Les travaux issus de la logistique et de la supply chain ont aussi contribué à forger le concept d’économie circulaire, en particulier ceux autour du concept de logistique inverse qui décrivent des flux logistiques repartant de la fin de vie des produits vers les chaînes de production et de distribution (Fleischmann, Beullens, Bloemhof-ruwaard, & Wassenhove, 2001; Carbone & Moatti, 2008; Le Moigne, 2014). Ces flux peuvent être ouverts (recyclage et réutilisation par des partenaires différents du producteur) ou fermés. Les cycles fermés (closed-loop supply chains) sont organisés autour du producteur vers qui les matières sont renvoyées pour être réutilisées et recyclées (Genovese, Acquaye, Figueroa, & Koh, 2017).
Dès 1981, Stahel et Reday-Mulvey montrent que l’augmentation de la durée de vie des produits et la mise en place d’activités de bouclage de flux contribuent aussi bien à la performance qu’à la durabilité de l’entreprise. Leurs travaux préfigurent les éléments qui structureront par la suite l’économie circulaire, puisqu’ils promeuvent la mise en place de pratiques de bouclage de flux telles que la réutilisation, la réparation, le reconditionnement ou le recyclage. A la fin des années 1990, d’autres chercheurs se sont intéressés aux systèmes de produits et services consistant à concevoir des combinaisons de produits et services permettant d’intensifier des logiques d’usages par les clients (Manzini et al., 2001 ; Mont, 2002 ; Tukker, 2004). L’ensemble de ces travaux a contribué à faire émerger le concept « d’économie de la performance » ou « économie de fonctionnalité » qui théorise la substitution de pratiques de commercialisation de produits par des procédés d’intensification de l’usage (Stahel, 2010).

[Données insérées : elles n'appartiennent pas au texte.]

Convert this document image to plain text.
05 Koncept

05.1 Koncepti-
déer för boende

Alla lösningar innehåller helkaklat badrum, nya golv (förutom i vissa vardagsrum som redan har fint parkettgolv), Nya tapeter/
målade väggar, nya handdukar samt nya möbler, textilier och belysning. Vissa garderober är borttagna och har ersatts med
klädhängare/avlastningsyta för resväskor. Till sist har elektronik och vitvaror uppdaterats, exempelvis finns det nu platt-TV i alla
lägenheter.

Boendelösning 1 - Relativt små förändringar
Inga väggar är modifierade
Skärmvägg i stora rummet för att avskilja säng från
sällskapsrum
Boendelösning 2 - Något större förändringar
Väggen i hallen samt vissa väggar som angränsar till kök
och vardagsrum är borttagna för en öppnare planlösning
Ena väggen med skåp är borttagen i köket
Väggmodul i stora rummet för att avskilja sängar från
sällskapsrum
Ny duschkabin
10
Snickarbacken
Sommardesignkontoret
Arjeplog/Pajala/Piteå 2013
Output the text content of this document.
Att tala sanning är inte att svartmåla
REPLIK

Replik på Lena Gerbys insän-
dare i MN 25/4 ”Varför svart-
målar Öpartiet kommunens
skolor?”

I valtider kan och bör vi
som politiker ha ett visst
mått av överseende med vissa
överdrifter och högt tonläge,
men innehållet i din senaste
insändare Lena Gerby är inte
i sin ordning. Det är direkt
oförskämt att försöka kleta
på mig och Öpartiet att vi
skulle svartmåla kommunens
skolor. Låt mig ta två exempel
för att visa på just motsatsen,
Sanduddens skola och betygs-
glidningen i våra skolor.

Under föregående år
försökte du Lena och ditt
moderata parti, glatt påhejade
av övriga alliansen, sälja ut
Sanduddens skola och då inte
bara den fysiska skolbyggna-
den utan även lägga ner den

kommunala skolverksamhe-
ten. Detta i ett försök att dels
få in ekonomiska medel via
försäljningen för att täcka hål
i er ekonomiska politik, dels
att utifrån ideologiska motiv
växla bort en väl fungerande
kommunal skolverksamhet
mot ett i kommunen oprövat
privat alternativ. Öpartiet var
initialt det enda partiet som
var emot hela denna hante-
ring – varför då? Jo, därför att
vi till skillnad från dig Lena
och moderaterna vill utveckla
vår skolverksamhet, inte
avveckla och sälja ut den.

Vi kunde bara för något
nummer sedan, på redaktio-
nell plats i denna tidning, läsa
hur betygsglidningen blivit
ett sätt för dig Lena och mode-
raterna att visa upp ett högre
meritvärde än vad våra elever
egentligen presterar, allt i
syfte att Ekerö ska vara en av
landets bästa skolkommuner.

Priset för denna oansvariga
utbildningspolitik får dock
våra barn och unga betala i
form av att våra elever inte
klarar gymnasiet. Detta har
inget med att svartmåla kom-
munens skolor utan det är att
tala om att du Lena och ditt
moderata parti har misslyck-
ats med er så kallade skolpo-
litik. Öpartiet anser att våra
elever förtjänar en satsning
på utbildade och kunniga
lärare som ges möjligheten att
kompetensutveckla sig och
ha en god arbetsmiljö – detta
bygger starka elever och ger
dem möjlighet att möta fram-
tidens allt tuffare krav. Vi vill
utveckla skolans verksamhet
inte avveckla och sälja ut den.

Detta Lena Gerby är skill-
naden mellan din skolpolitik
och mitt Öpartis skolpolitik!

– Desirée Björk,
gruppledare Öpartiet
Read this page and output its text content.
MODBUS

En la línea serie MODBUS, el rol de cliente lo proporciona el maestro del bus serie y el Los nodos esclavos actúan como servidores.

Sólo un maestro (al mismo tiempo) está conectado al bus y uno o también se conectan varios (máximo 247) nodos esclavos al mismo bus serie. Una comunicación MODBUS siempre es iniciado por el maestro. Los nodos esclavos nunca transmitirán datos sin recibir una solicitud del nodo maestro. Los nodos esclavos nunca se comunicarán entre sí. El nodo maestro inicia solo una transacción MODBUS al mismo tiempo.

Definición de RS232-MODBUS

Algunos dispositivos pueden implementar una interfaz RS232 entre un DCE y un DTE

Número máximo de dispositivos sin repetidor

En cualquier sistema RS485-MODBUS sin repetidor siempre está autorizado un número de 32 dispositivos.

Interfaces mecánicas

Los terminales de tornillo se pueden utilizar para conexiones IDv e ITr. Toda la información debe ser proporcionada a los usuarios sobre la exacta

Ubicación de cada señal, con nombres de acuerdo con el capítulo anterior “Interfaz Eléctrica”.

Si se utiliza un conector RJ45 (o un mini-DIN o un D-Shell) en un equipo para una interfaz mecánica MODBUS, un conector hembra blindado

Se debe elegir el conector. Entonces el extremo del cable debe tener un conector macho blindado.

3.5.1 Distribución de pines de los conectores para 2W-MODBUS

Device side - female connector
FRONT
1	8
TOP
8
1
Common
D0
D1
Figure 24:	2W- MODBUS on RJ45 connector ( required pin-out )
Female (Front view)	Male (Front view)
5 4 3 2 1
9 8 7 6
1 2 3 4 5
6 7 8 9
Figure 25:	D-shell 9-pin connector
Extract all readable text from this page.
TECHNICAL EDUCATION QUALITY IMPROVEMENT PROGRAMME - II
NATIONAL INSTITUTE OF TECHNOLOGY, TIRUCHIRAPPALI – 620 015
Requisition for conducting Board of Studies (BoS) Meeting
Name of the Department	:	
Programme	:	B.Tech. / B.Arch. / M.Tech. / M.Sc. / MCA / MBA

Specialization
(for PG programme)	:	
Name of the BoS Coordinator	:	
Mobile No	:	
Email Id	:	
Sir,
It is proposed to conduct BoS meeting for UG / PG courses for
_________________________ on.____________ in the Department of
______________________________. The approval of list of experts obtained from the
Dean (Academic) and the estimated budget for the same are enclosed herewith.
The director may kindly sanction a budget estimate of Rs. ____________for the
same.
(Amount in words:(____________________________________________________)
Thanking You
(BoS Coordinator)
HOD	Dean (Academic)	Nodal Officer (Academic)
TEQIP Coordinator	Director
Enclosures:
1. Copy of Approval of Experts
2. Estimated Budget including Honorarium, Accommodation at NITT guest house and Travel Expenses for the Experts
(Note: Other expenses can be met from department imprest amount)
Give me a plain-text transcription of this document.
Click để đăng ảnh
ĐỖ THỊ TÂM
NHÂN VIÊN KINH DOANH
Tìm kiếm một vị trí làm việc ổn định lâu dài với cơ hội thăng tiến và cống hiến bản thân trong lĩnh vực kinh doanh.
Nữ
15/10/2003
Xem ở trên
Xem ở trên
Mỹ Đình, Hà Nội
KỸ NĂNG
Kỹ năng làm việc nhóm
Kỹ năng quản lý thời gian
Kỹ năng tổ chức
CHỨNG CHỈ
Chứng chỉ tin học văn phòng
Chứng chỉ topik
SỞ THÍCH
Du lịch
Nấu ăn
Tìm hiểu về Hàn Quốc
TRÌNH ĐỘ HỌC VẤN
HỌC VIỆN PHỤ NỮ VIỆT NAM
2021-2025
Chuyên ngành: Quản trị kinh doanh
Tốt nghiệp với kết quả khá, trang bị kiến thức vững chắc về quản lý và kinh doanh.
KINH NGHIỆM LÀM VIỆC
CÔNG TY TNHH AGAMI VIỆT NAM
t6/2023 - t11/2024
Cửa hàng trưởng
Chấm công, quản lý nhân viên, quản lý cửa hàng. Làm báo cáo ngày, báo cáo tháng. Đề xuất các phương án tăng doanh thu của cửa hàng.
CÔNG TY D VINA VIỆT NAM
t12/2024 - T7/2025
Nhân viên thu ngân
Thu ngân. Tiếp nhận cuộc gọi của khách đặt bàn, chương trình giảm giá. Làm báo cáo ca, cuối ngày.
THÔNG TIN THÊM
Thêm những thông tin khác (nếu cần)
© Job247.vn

Réemergence d’une ancienne problématique
Des travaux historiques menés sur la notion de déchet et les rapports successifs que les sociétés humaines ont développés vis-à-vis de leur l’impact sur l’environnement indiquent que, contrairement à ce que laissent penser certains discours contemporains, les principes de l’économie circulaire renvoient en réalité à des pratiques très anciennes. A partir d’une analyse généalogique, Beulque (2019) montre que c’est en réalité l’économie linéaire qui est un phénomène récent, résultant d’un processus de linéarisation de l’économie entamé à partir de la fin du XVIIIe siècle (Haas et al., 2015 ; Le Moigne, 2018). Certains chercheurs estiment d’ailleurs que le fait même de jeter un objet devenu inutile, et de produire, en conséquence, du déchet est un comportement constitutif de la société moderne, apparu à partir de la moitié du vingtième siècle (Micheaux, 2017). Cela s’explique d’une part, par le fait que contrairement à la période actuelle, la société préindustrielle gérait ses ressources avec parcimonie, et d’autre part, par le fait que la plupart des matières qui composent les produits actuels ne sont apparus qu’au XIXe et XXe siècle. Ainsi, dans l’Antiquité, le concept même de déchet n’existait pas et le terme « déchet », substantif verbal de « déchoir », est apparu en France à partir du XVe siècle (Dagognet, 1997). Si on peut trouver des premières traces de gestion des problématiques d’hygiène dans les grandes villes de l’Antiquité (Béguin, 2013), avec notamment, à Rome et Athènes, la mise en place des premières toilettes publiques d’un système d’égout (Silguy, 1996), c’est surtout à partir du Moyen-âge et des premières phases d’urbanisation de masse que le sujet des rejets de la vie quotidienne a commencé à émerger. On parlait alors de boues ou d’immondices pour désigner les rejets des individus, tandis que par la suite, après cette période médiévale, l’activité de gestion des déchets est apparue et s’est structurée progressivement (Micheaux, 2017).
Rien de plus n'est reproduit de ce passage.